「旧大宜味村役場庁舎」の保存活用

「何か良い活用方法はないでしょうか」
大宜味村教育委員会の森下愛子氏から、そんな質問を投げかけられた。
背後で新庁舎の建設作業の音が鳴り響く中、約100年前に建てられた小さな白い建物は、自らの運命の行方を待ってひっそりとたたずんでいる。

 旧大宜味村役場庁舎は、戦争を経て残る現存最古の鉄筋コンクリート造建築物で、2017年に重要文化財の指定を受けた。建物の竣工は大正14(1925)年で、設計は清村勉である。平面は教会のような十字形で、1階には執務空間と中央ホール、2階には八角形の旧村長室がある。2階は海への眺望が良く、後に展望室として村民に開放されたという。

 旧庁舎は、コンクリート造黎明期の建築が状態良く残っていて、産業技術を後世に伝える生きた産業遺産である。
また、地元の材料で作られ、地元の大工により施工され、築97年経った現在でも建物の「生年祝い」が開催されるほど地域に愛されてきた建築でもある。
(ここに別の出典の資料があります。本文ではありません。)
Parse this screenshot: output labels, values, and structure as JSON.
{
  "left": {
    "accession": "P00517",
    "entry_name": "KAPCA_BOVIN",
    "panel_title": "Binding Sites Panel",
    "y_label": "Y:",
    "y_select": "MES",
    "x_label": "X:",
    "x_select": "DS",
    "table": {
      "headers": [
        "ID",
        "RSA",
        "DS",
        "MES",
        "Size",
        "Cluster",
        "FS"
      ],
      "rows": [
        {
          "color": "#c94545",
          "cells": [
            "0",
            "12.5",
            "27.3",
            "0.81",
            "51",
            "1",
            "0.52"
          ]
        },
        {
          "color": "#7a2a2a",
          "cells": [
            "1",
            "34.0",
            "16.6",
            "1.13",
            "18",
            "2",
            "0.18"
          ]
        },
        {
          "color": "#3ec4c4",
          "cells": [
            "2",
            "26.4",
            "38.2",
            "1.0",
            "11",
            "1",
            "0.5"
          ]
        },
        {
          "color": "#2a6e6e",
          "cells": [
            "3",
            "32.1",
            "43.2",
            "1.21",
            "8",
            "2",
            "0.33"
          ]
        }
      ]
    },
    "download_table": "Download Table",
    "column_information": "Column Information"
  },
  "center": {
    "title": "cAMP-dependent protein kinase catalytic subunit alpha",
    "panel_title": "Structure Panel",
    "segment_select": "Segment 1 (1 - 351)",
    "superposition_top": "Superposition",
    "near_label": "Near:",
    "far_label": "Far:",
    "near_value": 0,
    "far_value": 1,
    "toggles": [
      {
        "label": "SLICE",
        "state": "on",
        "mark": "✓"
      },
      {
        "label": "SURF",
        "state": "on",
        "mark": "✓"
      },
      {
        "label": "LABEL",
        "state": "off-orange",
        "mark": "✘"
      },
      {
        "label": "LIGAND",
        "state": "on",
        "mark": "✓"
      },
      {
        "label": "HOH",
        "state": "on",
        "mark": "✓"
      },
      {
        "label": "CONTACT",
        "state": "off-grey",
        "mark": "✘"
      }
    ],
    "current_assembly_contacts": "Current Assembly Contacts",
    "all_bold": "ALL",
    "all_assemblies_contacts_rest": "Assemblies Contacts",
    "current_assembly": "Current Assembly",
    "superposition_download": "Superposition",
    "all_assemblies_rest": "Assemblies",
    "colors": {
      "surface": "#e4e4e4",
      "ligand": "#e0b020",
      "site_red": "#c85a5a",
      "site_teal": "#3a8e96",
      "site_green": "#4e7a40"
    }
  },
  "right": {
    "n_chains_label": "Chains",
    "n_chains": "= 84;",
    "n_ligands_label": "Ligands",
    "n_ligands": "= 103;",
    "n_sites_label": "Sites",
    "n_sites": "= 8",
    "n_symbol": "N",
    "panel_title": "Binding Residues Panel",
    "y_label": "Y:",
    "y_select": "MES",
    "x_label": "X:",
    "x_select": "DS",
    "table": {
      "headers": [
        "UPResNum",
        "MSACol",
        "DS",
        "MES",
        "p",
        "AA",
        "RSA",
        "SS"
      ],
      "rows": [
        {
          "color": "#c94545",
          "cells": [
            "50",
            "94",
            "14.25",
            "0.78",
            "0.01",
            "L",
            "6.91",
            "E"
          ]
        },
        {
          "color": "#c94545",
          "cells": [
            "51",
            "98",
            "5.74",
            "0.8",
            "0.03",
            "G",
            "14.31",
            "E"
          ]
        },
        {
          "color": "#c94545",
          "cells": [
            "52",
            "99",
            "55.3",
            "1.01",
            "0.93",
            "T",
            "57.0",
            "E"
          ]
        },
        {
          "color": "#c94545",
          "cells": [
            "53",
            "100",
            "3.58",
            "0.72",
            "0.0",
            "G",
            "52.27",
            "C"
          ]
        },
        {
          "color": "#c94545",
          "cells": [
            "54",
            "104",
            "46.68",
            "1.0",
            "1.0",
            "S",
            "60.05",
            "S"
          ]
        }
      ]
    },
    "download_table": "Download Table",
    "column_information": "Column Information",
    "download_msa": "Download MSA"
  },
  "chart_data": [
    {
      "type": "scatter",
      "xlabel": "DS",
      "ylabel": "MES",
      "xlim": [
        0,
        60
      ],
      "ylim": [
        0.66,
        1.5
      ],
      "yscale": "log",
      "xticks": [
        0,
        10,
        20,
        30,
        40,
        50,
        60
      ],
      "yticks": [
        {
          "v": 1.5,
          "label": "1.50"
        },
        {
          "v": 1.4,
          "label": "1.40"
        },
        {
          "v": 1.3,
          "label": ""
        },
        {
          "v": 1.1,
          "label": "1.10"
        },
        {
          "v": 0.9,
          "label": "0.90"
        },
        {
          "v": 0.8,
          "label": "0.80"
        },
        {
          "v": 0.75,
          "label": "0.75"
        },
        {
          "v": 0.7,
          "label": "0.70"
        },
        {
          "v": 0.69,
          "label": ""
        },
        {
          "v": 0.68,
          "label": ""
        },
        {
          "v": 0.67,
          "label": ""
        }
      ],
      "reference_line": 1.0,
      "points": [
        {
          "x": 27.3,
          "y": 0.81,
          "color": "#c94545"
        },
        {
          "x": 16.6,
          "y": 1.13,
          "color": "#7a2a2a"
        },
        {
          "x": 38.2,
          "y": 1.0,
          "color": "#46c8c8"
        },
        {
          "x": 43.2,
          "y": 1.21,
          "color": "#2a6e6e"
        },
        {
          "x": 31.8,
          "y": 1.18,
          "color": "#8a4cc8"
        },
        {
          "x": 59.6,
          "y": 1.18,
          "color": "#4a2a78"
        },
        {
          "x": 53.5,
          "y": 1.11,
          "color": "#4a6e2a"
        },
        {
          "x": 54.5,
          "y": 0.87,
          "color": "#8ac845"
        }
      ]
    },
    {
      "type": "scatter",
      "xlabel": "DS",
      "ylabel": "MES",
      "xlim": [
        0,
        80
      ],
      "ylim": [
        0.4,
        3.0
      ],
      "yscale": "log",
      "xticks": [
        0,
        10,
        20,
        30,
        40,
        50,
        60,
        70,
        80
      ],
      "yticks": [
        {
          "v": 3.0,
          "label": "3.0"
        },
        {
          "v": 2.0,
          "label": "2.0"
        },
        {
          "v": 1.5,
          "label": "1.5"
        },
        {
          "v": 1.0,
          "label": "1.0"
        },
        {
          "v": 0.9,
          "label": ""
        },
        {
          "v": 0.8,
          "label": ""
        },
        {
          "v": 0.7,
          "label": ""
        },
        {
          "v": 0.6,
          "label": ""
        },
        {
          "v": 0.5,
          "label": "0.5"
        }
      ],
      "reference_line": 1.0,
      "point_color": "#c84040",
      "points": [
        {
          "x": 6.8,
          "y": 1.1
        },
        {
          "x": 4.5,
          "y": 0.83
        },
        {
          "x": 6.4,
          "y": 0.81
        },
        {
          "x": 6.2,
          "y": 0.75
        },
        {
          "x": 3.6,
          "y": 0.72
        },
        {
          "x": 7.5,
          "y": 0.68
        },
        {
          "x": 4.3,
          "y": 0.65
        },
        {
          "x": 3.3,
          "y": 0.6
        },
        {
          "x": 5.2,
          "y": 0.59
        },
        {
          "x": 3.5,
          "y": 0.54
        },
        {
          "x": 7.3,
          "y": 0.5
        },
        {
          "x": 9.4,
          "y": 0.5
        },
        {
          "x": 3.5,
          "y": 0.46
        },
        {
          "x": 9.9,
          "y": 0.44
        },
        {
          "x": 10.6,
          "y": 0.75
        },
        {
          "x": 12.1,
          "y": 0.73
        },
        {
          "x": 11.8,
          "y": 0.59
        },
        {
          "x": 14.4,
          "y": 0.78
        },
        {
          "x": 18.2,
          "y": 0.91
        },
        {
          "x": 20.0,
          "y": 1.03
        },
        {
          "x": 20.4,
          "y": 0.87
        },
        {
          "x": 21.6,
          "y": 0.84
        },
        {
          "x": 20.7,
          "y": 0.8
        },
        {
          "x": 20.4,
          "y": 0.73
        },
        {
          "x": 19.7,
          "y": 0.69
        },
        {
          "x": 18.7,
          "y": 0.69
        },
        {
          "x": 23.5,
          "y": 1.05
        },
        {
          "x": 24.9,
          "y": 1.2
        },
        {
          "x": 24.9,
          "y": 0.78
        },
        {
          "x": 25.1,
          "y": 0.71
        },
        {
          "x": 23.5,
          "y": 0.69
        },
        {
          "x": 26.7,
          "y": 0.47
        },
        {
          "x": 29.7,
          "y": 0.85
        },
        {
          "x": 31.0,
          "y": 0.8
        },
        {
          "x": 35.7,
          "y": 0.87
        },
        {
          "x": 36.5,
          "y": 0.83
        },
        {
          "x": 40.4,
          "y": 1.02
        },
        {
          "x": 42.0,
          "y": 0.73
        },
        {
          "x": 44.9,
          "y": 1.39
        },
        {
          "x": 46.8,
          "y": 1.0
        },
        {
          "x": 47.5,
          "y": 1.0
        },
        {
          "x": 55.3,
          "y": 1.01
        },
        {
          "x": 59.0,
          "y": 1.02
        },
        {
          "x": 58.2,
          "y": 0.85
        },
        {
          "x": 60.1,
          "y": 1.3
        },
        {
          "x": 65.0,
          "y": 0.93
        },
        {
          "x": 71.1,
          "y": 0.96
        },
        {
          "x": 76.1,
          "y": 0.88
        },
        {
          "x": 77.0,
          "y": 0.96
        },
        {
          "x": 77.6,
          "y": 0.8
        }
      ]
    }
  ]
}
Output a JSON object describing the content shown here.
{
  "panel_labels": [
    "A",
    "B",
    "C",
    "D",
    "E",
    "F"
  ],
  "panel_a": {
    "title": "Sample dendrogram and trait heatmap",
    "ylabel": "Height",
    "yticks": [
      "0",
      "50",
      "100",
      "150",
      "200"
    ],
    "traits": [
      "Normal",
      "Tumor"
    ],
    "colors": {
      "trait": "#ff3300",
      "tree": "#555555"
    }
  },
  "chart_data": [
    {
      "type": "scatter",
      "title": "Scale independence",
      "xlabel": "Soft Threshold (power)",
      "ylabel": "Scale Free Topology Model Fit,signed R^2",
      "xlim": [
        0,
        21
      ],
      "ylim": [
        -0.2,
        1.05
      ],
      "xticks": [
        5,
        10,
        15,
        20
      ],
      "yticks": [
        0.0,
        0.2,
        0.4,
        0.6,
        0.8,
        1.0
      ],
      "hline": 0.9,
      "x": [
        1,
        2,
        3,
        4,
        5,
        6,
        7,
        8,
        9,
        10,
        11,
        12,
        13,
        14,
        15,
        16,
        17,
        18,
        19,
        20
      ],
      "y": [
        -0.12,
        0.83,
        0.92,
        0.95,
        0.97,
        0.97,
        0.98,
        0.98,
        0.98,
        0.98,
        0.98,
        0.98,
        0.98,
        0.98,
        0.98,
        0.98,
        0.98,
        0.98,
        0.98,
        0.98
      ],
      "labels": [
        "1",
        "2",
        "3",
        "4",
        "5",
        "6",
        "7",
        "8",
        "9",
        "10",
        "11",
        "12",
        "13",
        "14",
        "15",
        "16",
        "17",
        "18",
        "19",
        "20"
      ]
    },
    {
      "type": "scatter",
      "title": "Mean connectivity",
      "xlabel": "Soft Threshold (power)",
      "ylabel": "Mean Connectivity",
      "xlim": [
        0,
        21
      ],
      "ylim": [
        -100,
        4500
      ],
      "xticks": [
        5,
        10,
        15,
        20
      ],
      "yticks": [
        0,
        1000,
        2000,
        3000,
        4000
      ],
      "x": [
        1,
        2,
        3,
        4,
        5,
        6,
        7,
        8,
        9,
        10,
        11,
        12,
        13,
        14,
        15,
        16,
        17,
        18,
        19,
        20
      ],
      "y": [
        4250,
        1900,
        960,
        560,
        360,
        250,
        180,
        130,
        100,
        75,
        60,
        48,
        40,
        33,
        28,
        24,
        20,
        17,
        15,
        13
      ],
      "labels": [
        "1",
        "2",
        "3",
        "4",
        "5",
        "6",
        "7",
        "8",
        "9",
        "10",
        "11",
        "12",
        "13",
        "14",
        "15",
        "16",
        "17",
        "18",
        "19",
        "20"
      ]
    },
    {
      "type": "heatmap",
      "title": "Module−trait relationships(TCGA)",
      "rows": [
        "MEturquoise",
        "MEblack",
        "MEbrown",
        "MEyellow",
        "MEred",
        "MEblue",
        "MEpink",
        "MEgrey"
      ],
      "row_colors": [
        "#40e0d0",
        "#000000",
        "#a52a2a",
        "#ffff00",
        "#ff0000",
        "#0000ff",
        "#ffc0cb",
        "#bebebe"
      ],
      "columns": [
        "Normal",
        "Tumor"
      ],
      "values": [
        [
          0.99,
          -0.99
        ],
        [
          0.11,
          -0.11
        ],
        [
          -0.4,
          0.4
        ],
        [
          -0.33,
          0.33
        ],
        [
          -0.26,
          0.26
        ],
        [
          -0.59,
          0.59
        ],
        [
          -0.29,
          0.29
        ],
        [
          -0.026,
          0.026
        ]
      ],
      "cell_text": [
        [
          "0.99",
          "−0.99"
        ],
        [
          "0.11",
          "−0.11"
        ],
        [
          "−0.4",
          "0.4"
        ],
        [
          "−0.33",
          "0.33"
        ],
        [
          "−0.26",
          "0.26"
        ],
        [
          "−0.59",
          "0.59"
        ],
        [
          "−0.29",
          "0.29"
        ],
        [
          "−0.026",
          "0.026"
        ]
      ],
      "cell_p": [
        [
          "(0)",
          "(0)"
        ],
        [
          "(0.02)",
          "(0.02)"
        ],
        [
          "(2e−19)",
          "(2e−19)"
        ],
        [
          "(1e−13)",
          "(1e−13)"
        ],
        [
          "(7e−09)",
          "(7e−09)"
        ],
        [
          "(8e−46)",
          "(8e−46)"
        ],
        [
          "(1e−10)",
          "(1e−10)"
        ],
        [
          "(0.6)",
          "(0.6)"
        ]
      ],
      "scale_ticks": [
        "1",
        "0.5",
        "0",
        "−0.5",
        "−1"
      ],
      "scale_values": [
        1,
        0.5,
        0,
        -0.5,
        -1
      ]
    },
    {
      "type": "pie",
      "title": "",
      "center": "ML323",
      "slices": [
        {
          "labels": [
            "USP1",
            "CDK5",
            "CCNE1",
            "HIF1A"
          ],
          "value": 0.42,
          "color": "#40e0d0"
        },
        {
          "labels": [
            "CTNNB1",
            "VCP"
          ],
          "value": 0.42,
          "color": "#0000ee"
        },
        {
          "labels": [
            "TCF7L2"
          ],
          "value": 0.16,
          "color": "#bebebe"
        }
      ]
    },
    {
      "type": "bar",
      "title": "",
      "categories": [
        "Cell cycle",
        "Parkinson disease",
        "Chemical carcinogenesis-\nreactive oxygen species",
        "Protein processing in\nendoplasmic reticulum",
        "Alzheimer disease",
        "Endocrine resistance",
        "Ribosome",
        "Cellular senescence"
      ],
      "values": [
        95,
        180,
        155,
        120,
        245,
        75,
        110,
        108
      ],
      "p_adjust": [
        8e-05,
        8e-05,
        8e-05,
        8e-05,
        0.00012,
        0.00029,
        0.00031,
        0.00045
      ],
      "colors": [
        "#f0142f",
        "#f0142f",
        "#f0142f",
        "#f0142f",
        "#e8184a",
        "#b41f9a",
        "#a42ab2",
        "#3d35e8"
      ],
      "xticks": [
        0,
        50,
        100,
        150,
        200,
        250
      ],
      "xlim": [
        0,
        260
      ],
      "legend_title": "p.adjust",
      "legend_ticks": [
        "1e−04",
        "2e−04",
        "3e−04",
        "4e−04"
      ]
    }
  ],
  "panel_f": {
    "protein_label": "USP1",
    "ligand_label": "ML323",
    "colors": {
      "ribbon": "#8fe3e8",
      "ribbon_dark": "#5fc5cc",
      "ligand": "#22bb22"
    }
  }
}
 しかし、重要文化財に指定されたものの、旧庁舎の活用方法は未定だ。

2023年春には新しい役場庁舎が完成し、隣接する議会棟も空き家になる予定で、個性の異なる大小2つの建物を合わせれば、活用の可能性も大きく広がる。できれば地域住民自らが利用でき、楽しめ、必要とする施設へと転用したい。大宜味村に伝わる数々の伝統芸能や伝統技術と連携した活動も可能性がある。
子どもから高齢者まで多世代が利用できる居場所つくりが期待される。